Succedor: Stevie Wonder – ‘Higher Ground’
We shouldn’t be surprised that this song was written and recorded in three hours – that’s Stevie Wonder, who also played every instrument on the track , including the then-novelty synthesizer the Moog. Appearing on his 1973 masterpiece ‘Innervisions’, the lyrics address the issue of reincarnation and, according to Billboard, “People who are moving ahead in love and in all phases of life.”

Zama: Jennifer Hudson – ‘A Change is Gonna Come’
Hudson performed this track at the Democratic National Convention this year, but the Sam Cooke original dates back to 1964. The song was inspired when Cooke and his entourage were turned away from a whites-only motel in Louisiana and it is a Civil Rights Movement staple.
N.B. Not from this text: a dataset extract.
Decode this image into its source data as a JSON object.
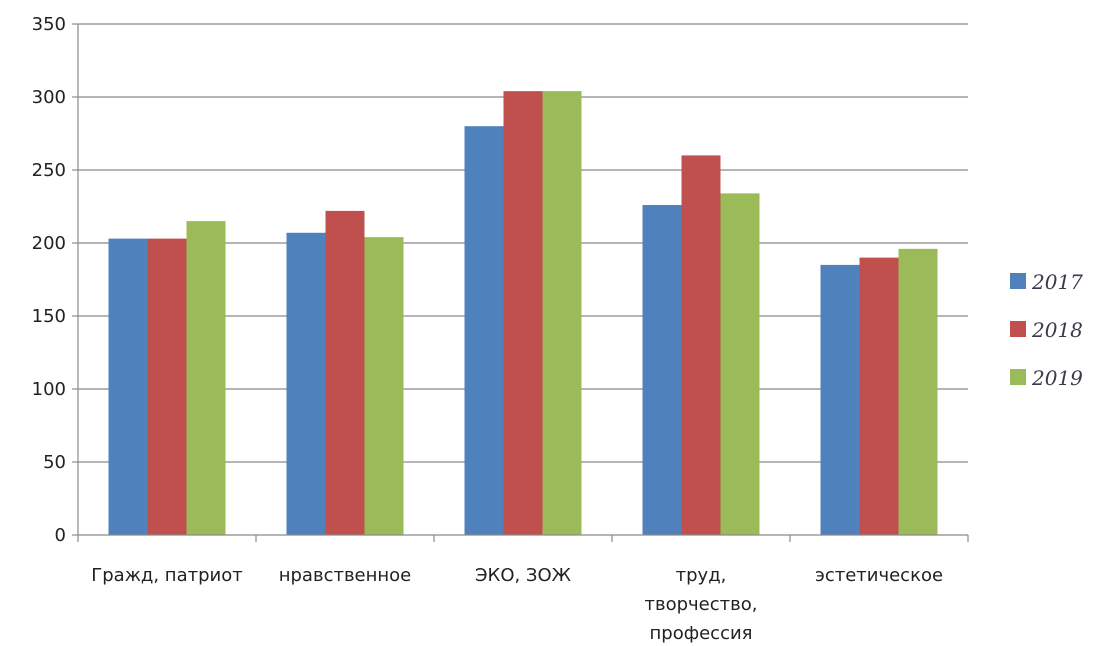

It contains the refrain, ‘It’s been a long time coming, but I know a change is gonna come.’

ZanoThando: Alicia Keys – ‘Superwoman’
‘Every time I sing [‘Superwoman’], it makes me feel inspired to be however I am that day,’ Keys said of this song, the fourth and final single from her 2007 album ‘As I Am’. A celebration of femininity co-written with the prodigious Linda Perry, it earned Keys her second consecutive Grammy Award for Best Female R&B Vocal Performance in 2009.